AGWORKS TEAM #2: GeoAir
The Knoxville Entrepreneur Center and AgLaunch are collaborating to host East Tennessee’s first ever accelerator solely focused on agricultural start-ups. The program, named AgWorks, was described in this recent teknovation.biz article. It features five companies that are accelerating their ideas at Sizzle TechStart.
Between now and the upcoming “AgWorks Demo Day” later in August, we will be spotlighting each of the teams. Today’s focus is on GeoAir, a company founded by Alex Adams, an entrepreneur we first met as a student at the University of Tennessee,
Tell us about yourself and, if applicable, your other team members . . . names(s), background(s), experience, etc. Alex Adams, Chief Executive Officer of GeoAir, says his passion for entrepreneurship was sparked while obtaining his B.S. in Mechanical Engineering, when he started a company that sold parachute hammocks targeted towards college students (see teknovation.biz article here). The entrepreneurial spark influenced him to receive his MBA with concentrations in Entrepreneurship and Innovation and Marketing while being granted an MBA Entrepreneur Fellowship. He has years of experience in flying and building large scale autonomous systems. He has progressed his passion for aviation by receiving his Private and Remote Pilot License from the Federal Aviation Administration.
Describe the focus of your start-up and the problem you are trying to address. Mold is responsible for destroying one-third of arable crops. Current options to manage mold include a costly preventive fungicide on the entire field or a treatment that is too late to save the damaged crops. GeoAir pinpoints mold in fields, allowing farmers to produce more by spot eliminating the mold before it damages the crops. This also increases the farmer’s income. Our mold location service allows farmers to reduce the risk associated with mold destroying crops by implementing proactive risk management. Over $11 billion or $260 per acre of corn is lost each year in Iowa, Nebraska, Minnesota, and Illinois to mold, GeoAir is focusing on Iowa, Nebraska, Minnesota, and Illinois since they are the four largest corn producing states with 43.2 million acres of corn combined. Each acre of corn is valued at an average of $910. On average, 30 percent of this corn is ruined due to mold, erasing $210 in value and costing $50 per acre for fungicides and leaving the farmer a potential revenue of $650.
How did the idea to start the company originate? What was the catalyst? I was working on a few different business concepts centered around drones while being an Entrepreneur Fellow in UT’s MBA program. While going through the program and entering in the pitch competitions (“Vol Court” and “Boyd Venture Challenge”), I received valuable feedback that made me pivot the overall business concept. The current idea originated while being in an interview for an MBA Internship. The spark occurred while discussing my pivots during the pitch competitions. By the end of the interview, I decided that I was no longer interested in the internship and wanted to start working on GeoAir full-time.

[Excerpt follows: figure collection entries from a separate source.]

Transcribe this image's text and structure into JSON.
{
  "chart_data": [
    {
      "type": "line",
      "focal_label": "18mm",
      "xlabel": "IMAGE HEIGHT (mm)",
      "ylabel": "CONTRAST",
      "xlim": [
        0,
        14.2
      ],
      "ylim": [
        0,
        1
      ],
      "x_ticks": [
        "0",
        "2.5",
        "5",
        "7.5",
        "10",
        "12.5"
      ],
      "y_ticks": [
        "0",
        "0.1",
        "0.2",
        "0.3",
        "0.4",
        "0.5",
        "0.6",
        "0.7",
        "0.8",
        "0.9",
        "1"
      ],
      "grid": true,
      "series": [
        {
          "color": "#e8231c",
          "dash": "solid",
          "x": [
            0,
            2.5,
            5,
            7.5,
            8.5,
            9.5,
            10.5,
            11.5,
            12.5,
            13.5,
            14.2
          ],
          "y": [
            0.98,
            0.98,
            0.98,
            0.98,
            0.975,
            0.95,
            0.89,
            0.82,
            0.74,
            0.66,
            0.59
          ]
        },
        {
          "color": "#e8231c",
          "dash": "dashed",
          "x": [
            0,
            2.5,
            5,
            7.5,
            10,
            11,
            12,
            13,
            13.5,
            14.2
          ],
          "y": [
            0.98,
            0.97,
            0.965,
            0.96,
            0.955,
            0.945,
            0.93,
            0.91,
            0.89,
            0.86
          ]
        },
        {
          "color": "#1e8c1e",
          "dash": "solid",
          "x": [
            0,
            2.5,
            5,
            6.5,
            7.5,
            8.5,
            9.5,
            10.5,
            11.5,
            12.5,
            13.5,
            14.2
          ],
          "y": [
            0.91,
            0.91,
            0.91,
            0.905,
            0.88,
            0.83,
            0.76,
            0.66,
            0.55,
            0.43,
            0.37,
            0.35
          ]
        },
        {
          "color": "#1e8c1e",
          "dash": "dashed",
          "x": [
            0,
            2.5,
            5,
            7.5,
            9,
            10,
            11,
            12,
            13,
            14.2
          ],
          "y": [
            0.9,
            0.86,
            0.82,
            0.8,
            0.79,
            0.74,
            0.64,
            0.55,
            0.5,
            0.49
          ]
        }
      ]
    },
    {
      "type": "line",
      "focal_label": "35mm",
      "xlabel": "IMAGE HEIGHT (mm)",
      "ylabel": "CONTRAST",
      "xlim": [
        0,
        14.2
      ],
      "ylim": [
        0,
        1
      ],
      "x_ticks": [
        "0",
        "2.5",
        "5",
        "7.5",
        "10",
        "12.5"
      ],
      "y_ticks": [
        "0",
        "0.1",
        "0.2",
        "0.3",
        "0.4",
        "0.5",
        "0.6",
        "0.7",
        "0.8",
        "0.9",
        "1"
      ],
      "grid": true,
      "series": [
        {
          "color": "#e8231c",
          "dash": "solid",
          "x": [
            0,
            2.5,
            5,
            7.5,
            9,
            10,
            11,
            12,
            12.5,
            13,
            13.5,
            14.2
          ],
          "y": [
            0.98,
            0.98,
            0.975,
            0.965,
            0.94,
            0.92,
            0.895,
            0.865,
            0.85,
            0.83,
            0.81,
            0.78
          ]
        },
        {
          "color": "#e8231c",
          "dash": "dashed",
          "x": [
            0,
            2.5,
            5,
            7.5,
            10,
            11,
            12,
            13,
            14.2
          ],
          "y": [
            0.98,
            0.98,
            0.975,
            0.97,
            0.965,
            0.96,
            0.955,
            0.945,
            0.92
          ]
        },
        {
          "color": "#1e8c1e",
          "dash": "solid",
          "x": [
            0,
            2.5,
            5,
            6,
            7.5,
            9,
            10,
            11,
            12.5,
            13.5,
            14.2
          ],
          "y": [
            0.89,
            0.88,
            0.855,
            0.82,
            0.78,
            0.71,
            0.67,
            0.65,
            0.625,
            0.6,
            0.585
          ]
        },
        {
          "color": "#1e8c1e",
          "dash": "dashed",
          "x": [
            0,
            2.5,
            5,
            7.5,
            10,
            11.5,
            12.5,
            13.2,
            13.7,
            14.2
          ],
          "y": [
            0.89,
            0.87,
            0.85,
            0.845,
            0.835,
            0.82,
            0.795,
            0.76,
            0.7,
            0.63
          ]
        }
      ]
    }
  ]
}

What was the impetus for applying to participate in AgWorks? I did not have an agricultural background and wanted to learn the ecosystem. A large portion on learning the ecosystem is building your network of the key players in the space. AgWorks was able to provide this network through their connections with KEC and AgLaunch. These connections will be able to help be build my distribution channels so that GeoAir can reach its target market effectively.
What do you expect to accomplish before the August “Demo Day”? I would like to have our field trials finished so that we can begin to talk to potential customers with our data that we collected. AgWorks has taught me that potential customers and investors in agriculture are more concerned with the data than other industries due to the many different environmental and geographical locations in which the service could be performed. We are also working on further building our connections with our potential distribution channels.